I've been in the house alone many times now. Early mornings are best. It's a cool, quiet, and a unique place to be and work. But I can't help wondering about the ghosts.
No one has said anything about any spirits, evidence of any Hemingway apparitions. But I wonder.
I write some more. It's going well. The story takes me places I wasn't sure I would go. I am being pulled along by something uncertain.
I sip coffee. I lower the volume on Miles Davis. I listen to the sound of my fingers tapping letters on the keyboard.
A few years ago, I was the Writer-in-Residence at the Jack Kerouac House in Orlando. It was the home where he had lived with his mother and where he wrote The Dharma Bums.
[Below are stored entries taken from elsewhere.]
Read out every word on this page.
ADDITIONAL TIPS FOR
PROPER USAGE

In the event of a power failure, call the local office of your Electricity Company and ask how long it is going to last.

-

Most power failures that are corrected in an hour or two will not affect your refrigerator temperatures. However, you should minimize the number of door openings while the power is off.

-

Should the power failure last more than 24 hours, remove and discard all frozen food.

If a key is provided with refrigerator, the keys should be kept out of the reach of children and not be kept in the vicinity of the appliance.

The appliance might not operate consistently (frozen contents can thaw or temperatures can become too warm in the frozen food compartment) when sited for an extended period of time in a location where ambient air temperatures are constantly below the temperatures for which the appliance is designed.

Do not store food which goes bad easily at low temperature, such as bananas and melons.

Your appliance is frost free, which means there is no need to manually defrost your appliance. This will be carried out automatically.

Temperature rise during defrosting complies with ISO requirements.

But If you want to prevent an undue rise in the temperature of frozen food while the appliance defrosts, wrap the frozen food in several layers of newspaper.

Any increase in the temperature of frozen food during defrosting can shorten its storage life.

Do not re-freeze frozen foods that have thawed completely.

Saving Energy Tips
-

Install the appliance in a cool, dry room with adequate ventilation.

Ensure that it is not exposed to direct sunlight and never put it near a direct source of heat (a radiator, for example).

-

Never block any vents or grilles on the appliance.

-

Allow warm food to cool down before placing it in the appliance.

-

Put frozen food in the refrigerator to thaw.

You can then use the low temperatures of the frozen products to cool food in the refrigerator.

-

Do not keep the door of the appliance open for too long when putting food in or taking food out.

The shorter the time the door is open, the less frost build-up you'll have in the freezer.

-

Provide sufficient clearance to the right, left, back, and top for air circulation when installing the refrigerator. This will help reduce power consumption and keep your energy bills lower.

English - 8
A poet who had been a previous resident once wrote of the scratching sounds she would sometimes hear in the home, the branches of the massive old oak tree just outside the front door moving in the wind and scraping along the home's tin roof. The sounds of Jack's pencil writing words from heaven.
There is no tin roof here at the Hemingway home. No big old oak touching the roof. But there is something in this space, something I can't put my finger on just yet. A force, a simple presence. A ghost? Not sure about that. It seems silly to consider. But, well, maybe.
I take another sip of French roast. I write some more. Davis has now shifted to Coltrane on my Spotify playlist.
I do not feel alone.
I write some more. And I will write again.